Gigantes que não morrem

Mas Davi retrucou ao filisteu: "Tu vens contra mim com espada, lança e escudo; eu, porém, venho a ti em nome de Iahweh dos Exércitos, o Deus dos exércitos de Israel que desafiaste. Toda a terra saberá que há um Deus em Israel, e toda esta assembleia conhecerá que não é pela espada nem pela lança que Iahweh concede a vitória, porque Iahweh é o senhor da batalha e ele vos entregará em nossas mãos." Davi pôs a mão no seu bornal, apanhou uma pedra que lançou com a funda. Desse modo Davi venceu o filisteu com a funda e a pedra: feriu o filisteu e o matou; Davi correu, pôs o pé sobre o filisteu, apanhou-lhe a espada, tirou-a da bainha e a cravou no filisteu e, com ela, decepou-lhe a cabeça. I Samuel 17.45,47,49 e 50
Davi e Golias, R Leinweber
A história da Bíblia mais conhecida e, talvez por isso, mais apreciada pelas crianças de todo o mundo é, sem dúvida, o duelo entre o jovem Davi e o gigante Golias. Por gerações, essa história que durante muito tempo foi contada literalmente através de um flanelógrafo, hoje é exibida em data show e com uma série de restrições para torná-la politicamente correta e acessível aos sensíveis ouvidos das gerações atuais. Já não se pode mais dizer que Davi matou Golias, da mesma forma que não pode mais cantar “atirei o pau no gato”. Sem querer contestar o desenvolvimento das ciências sociais que desembocou nesta conclusão, quero dizer que em termos doutrinários, para a igreja, isso é uma enorme baboseira.

Segundo este pensamento, daqui para frente vamos ter que contar às crianças que Jesus não morreu na cruz, que Estevão não foi apedrejado, que Paulo não foi decapitado e que não houve cristão sequer que tenha morrido nas arenas romanas.
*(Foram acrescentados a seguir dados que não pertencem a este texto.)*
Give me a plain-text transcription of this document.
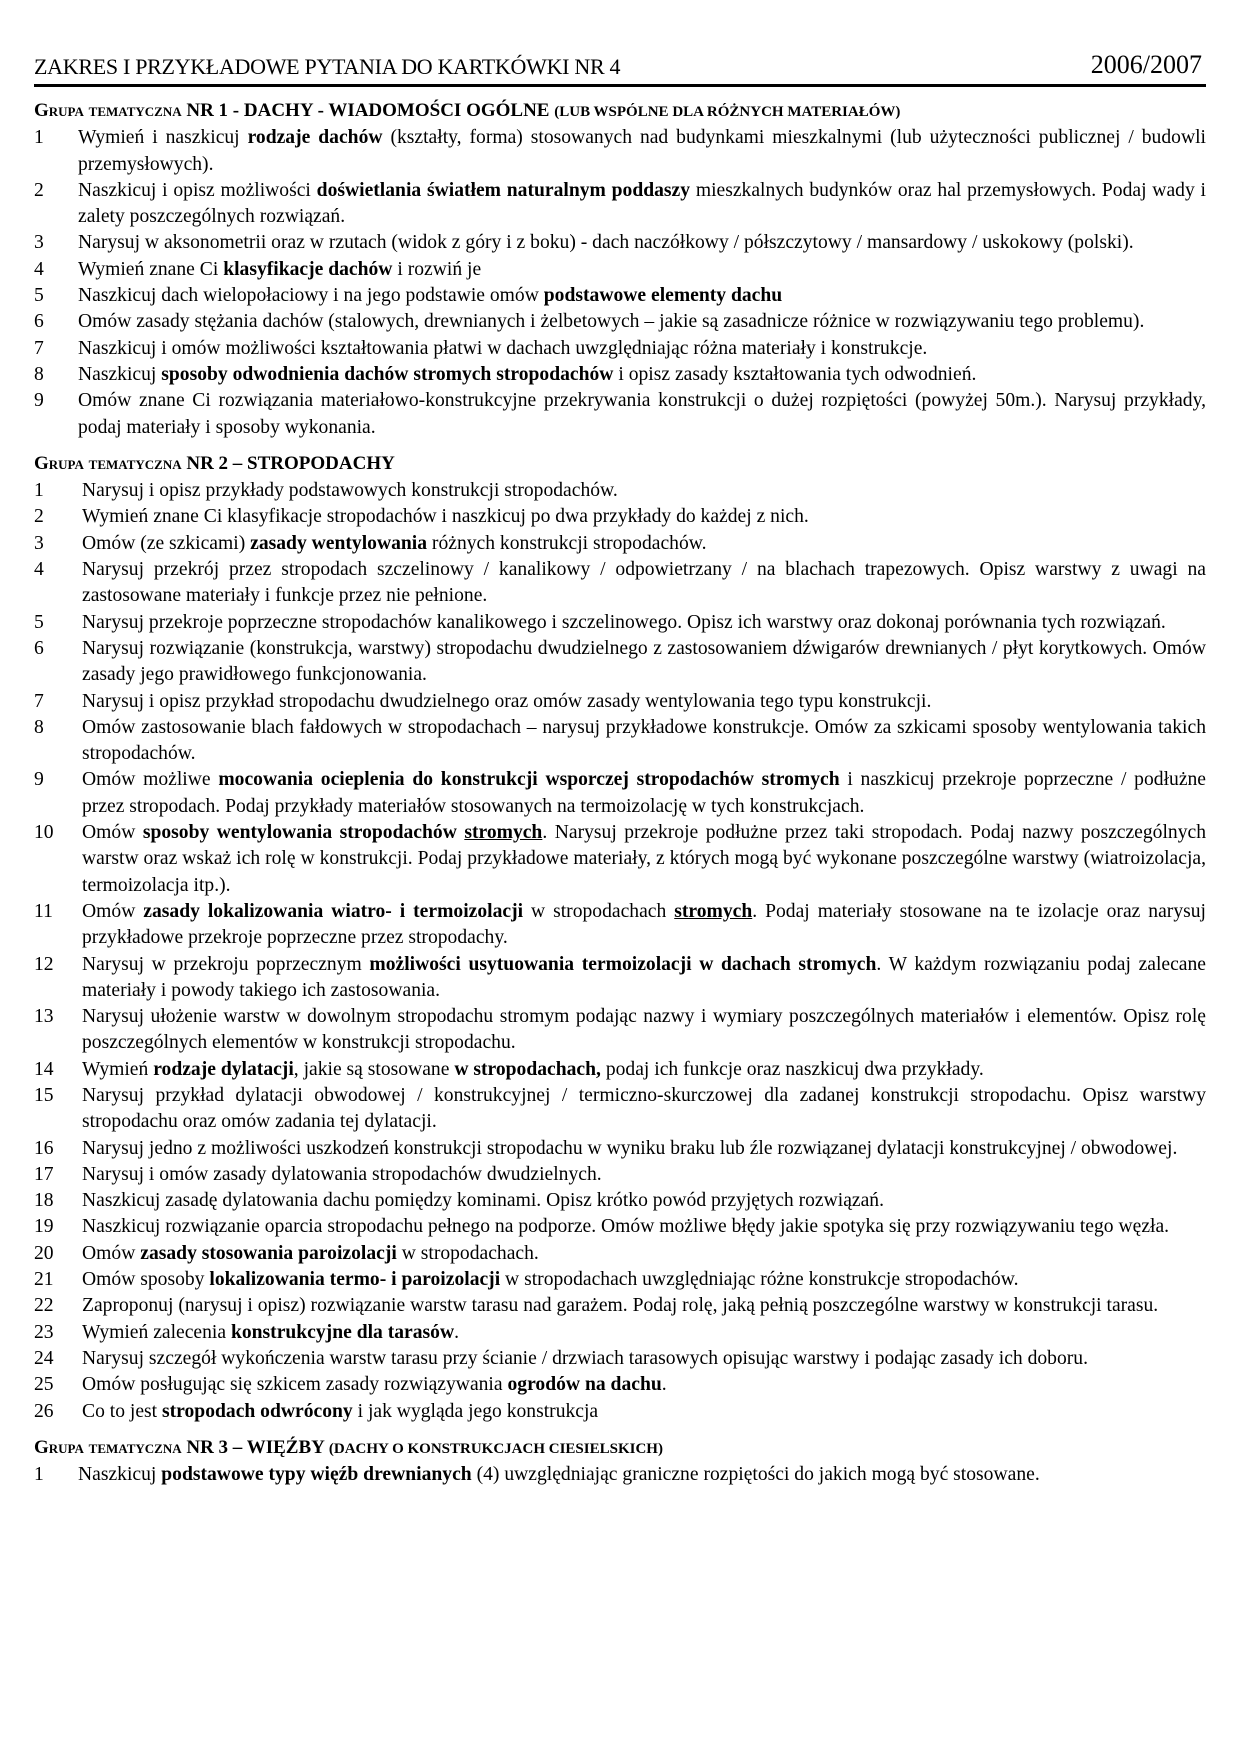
ZAKRES I PRZYKŁADOWE PYTANIA DO KARTKÓWKI NR 4	2006/2007
Grupa tematyczna NR 1 - DACHY - WIADOMOŚCI OGÓLNE (LUB WSPÓLNE DLA RÓŻNYCH MATERIAŁÓW)
1	Wymień i naszkicuj rodzaje dachów (kształty, forma) stosowanych nad budynkami mieszkalnymi (lub użyteczności publicznej / budowli przemysłowych).
2	Naszkicuj i opisz możliwości doświetlania światłem naturalnym poddaszy mieszkalnych budynków oraz hal przemysłowych. Podaj wady i zalety poszczególnych rozwiązań.
3	Narysuj w aksonometrii oraz w rzutach (widok z góry i z boku) - dach naczółkowy / półszczytowy / mansardowy / uskokowy (polski).
4	Wymień znane Ci klasyfikacje dachów i rozwiń je
5	Naszkicuj dach wielopołaciowy i na jego podstawie omów podstawowe elementy dachu
6	Omów zasady stężania dachów (stalowych, drewnianych i żelbetowych – jakie są zasadnicze różnice w rozwiązywaniu tego problemu).
7	Naszkicuj i omów możliwości kształtowania płatwi w dachach uwzględniając różna materiały i konstrukcje.
8	Naszkicuj sposoby odwodnienia dachów stromych stropodachów i opisz zasady kształtowania tych odwodnień.
9	Omów znane Ci rozwiązania materiałowo-konstrukcyjne przekrywania konstrukcji o dużej rozpiętości (powyżej 50m.). Narysuj przykłady, podaj materiały i sposoby wykonania.
Grupa tematyczna NR 2 – STROPODACHY
1	Narysuj i opisz przykłady podstawowych konstrukcji stropodachów.
2	Wymień znane Ci klasyfikacje stropodachów i naszkicuj po dwa przykłady do każdej z nich.
3	Omów (ze szkicami) zasady wentylowania różnych konstrukcji stropodachów.
4	Narysuj przekrój przez stropodach szczelinowy / kanalikowy / odpowietrzany / na blachach trapezowych. Opisz warstwy z uwagi na zastosowane materiały i funkcje przez nie pełnione.
5	Narysuj przekroje poprzeczne stropodachów kanalikowego i szczelinowego. Opisz ich warstwy oraz dokonaj porównania tych rozwiązań.
6	Narysuj rozwiązanie (konstrukcja, warstwy) stropodachu dwudzielnego z zastosowaniem dźwigarów drewnianych / płyt korytkowych. Omów zasady jego prawidłowego funkcjonowania.
7	Narysuj i opisz przykład stropodachu dwudzielnego oraz omów zasady wentylowania tego typu konstrukcji.
8	Omów zastosowanie blach fałdowych w stropodachach – narysuj przykładowe konstrukcje. Omów za szkicami sposoby wentylowania takich stropodachów.
9	Omów możliwe mocowania ocieplenia do konstrukcji wsporczej stropodachów stromych i naszkicuj przekroje poprzeczne / podłużne przez stropodach. Podaj przykłady materiałów stosowanych na termoizolację w tych konstrukcjach.
10	Omów sposoby wentylowania stropodachów stromych. Narysuj przekroje podłużne przez taki stropodach. Podaj nazwy poszczególnych warstw oraz wskaż ich rolę w konstrukcji. Podaj przykładowe materiały, z których mogą być wykonane poszczególne warstwy (wiatroizolacja, termoizolacja itp.).
11	Omów zasady lokalizowania wiatro- i termoizolacji w stropodachach stromych. Podaj materiały stosowane na te izolacje oraz narysuj przykładowe przekroje poprzeczne przez stropodachy.
12	Narysuj w przekroju poprzecznym możliwości usytuowania termoizolacji w dachach stromych. W każdym rozwiązaniu podaj zalecane materiały i powody takiego ich zastosowania.
13	Narysuj ułożenie warstw w dowolnym stropodachu stromym podając nazwy i wymiary poszczególnych materiałów i elementów. Opisz rolę poszczególnych elementów w konstrukcji stropodachu.
14	Wymień rodzaje dylatacji, jakie są stosowane w stropodachach, podaj ich funkcje oraz naszkicuj dwa przykłady.
15	Narysuj przykład dylatacji obwodowej / konstrukcyjnej / termiczno-skurczowej dla zadanej konstrukcji stropodachu. Opisz warstwy stropodachu oraz omów zadania tej dylatacji.
16	Narysuj jedno z możliwości uszkodzeń konstrukcji stropodachu w wyniku braku lub źle rozwiązanej dylatacji konstrukcyjnej / obwodowej.
17	Narysuj i omów zasady dylatowania stropodachów dwudzielnych.
18	Naszkicuj zasadę dylatowania dachu pomiędzy kominami. Opisz krótko powód przyjętych rozwiązań.
19	Naszkicuj rozwiązanie oparcia stropodachu pełnego na podporze. Omów możliwe błędy jakie spotyka się przy rozwiązywaniu tego węzła.
20	Omów zasady stosowania paroizolacji w stropodachach.
21	Omów sposoby lokalizowania termo- i paroizolacji w stropodachach uwzględniając różne konstrukcje stropodachów.
22	Zaproponuj (narysuj i opisz) rozwiązanie warstw tarasu nad garażem. Podaj rolę, jaką pełnią poszczególne warstwy w konstrukcji tarasu.
23	Wymień zalecenia konstrukcyjne dla tarasów.
24	Narysuj szczegół wykończenia warstw tarasu przy ścianie / drzwiach tarasowych opisując warstwy i podając zasady ich doboru.
25	Omów posługując się szkicem zasady rozwiązywania ogrodów na dachu.
26	Co to jest stropodach odwrócony i jak wygląda jego konstrukcja
Grupa tematyczna NR 3 – WIĘŹBY (DACHY O KONSTRUKCJACH CIESIELSKICH)
1	Naszkicuj podstawowe typy więźb drewnianych (4) uwzględniając graniczne rozpiętości do jakich mogą być stosowane.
Se o intuito de tudo isso na vida secular é evitar que as crianças se tornem, mais tarde, adultos neuróticos com tendências criminosas, o que podemos projetar para o futuro das nossas crianças no contexto religioso a na vida da igreja? Será que iremos formar cristãos mais conscientes, amorosos e fiéis? Será que estamos criando uma geração de grandes pregadores e ativistas evangélicos?
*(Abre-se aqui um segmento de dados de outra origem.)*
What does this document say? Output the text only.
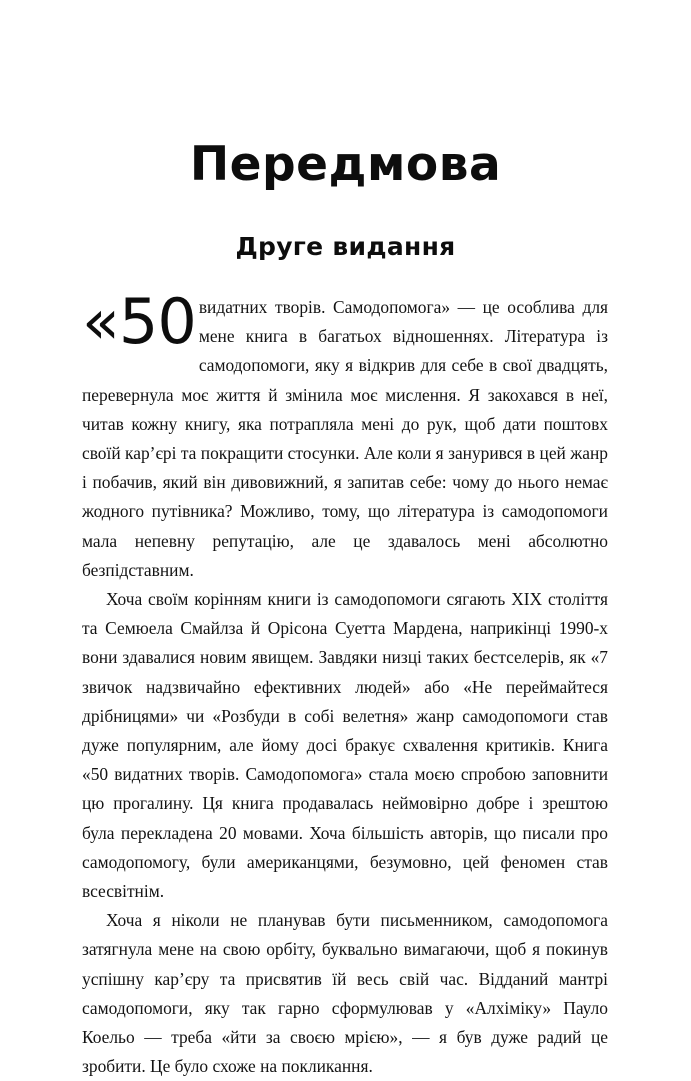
Передмова
Друге видання

«50 видатних творів. Самодопомога» — це особлива для мене книга в багатьох відношеннях. Література із самодопомоги, яку я відкрив для себе в свої двадцять, перевернула моє життя й змінила моє мислення. Я закохався в неї, читав кожну книгу, яка потрапляла мені до рук, щоб дати поштовх своїй кар’єрі та покращити стосунки. Але коли я занурився в цей жанр і побачив, який він дивовижний, я запитав себе: чому до нього немає жодного путівника? Можливо, тому, що література із самодопомоги мала непевну репутацію, але це здавалось мені абсолютно безпідставним.

Хоча своїм корінням книги із самодопомоги сягають XIX століття та Семюела Смайлза й Орісона Суетта Мардена, наприкінці 1990-х вони здавалися новим явищем. Завдяки низці таких бестселерів, як «7 звичок надзвичайно ефективних людей» або «Не переймайтеся дрібницями» чи «Розбуди в собі велетня» жанр самодопомоги став дуже популярним, але йому досі бракує схвалення критиків. Книга «50 видатних творів. Самодопомога» стала моєю спробою заповнити цю прогалину. Ця книга продавалась неймовірно добре і зрештою була перекладена 20 мовами. Хоча більшість авторів, що писали про самодопомогу, були американцями, безумовно, цей феномен став всесвітнім.

Хоча я ніколи не планував бути письменником, самодопомога затягнула мене на свою орбіту, буквально вимагаючи, щоб я покинув успішну кар’єру та присвятив їй весь свій час. Відданий мантрі самодопомоги, яку так гарно сформулював у «Алхіміку» Пауло Коельо — треба «йти за своєю мрією», — я був дуже радий це зробити. Це було схоже на покликання.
Até onde posso perceber, nós criamos sim uma geração de levitas, de ministros de louvor, de apóstolos e de ungidos do Senhor, que além de constituírem a casta superior e privilegiada da igreja, são também intocáveis, inquestionáveis e irrepreensíveis, pois segundo eles mesmos apregoam: ai daquele que tocar no ungido do Senhor.

O que mais me entristece nisso tudo é ver que os citados Paulo, Estevão, o próprio Jesus, não tiveram a lucidez de tomar esse versículo devidamente engendrado por Saul, para ameaçar e repelir de vez os seus inimigos juntamente com as suas ameaças. Causa-me um sentimento profundo de derrota constatar que, por conta dessa inadmissível falha, esses incautos cristãos tivessem que passar por tantos tormentos e aflições, em nome de um evangelho que disponibiliza uma quantidade enorme de artefatos protetores e frases de efeito libertador.

Não sei onde isso começou, mas posso traçar um perfil da situação a que tudo isso está nos levando. Se não podemos mais contar as crianças o furor da batalha, também não vamos poder contar que de quem são os méritos da vitória, e assim, vamos dar mais crédito e mais louvor aos que se anunciam como guardiões da autêntica, única e aceitável forma de adoração. O versículo chave desse texto, e que orienta todo o desenrolar da situação é esse: não é pela espada nem pela lança que Iahweh concede a vitória. Foi exatamente isso que Israel aprendeu naquele dia. Que não são os nossos dons e atributos que fazem a diferença, que não é a beleza da voz que torna o louvor mais digno, que não são os títulos ou diplomas que traduzem mais fielmente a vontade de Deus.

Realmente estamos criando uma geração de cristãos iludidos. É por isso que as ciências sociais têm conseguido influenciar tanto a doutrina da igreja, quando a influência deveria ser exatamente ao contrário. É por isso também que estamos começando a tratar as histórias da Bíblia como contos de fadas, assim como são os contos de várias religiões pelo mundo. Por trás disso tudo há uma ameaça infinitamente maior, por isso bem nos advertiu Gilbert Cherteston sobre o perigo das ilusões que esses contos criam: Contos de fadas não fazem as crianças acreditarem que monstros existem. As crianças já sabem que eles existem. Contos de fadas fazem as crianças acreditarem que monstros podem ser mortos por nós.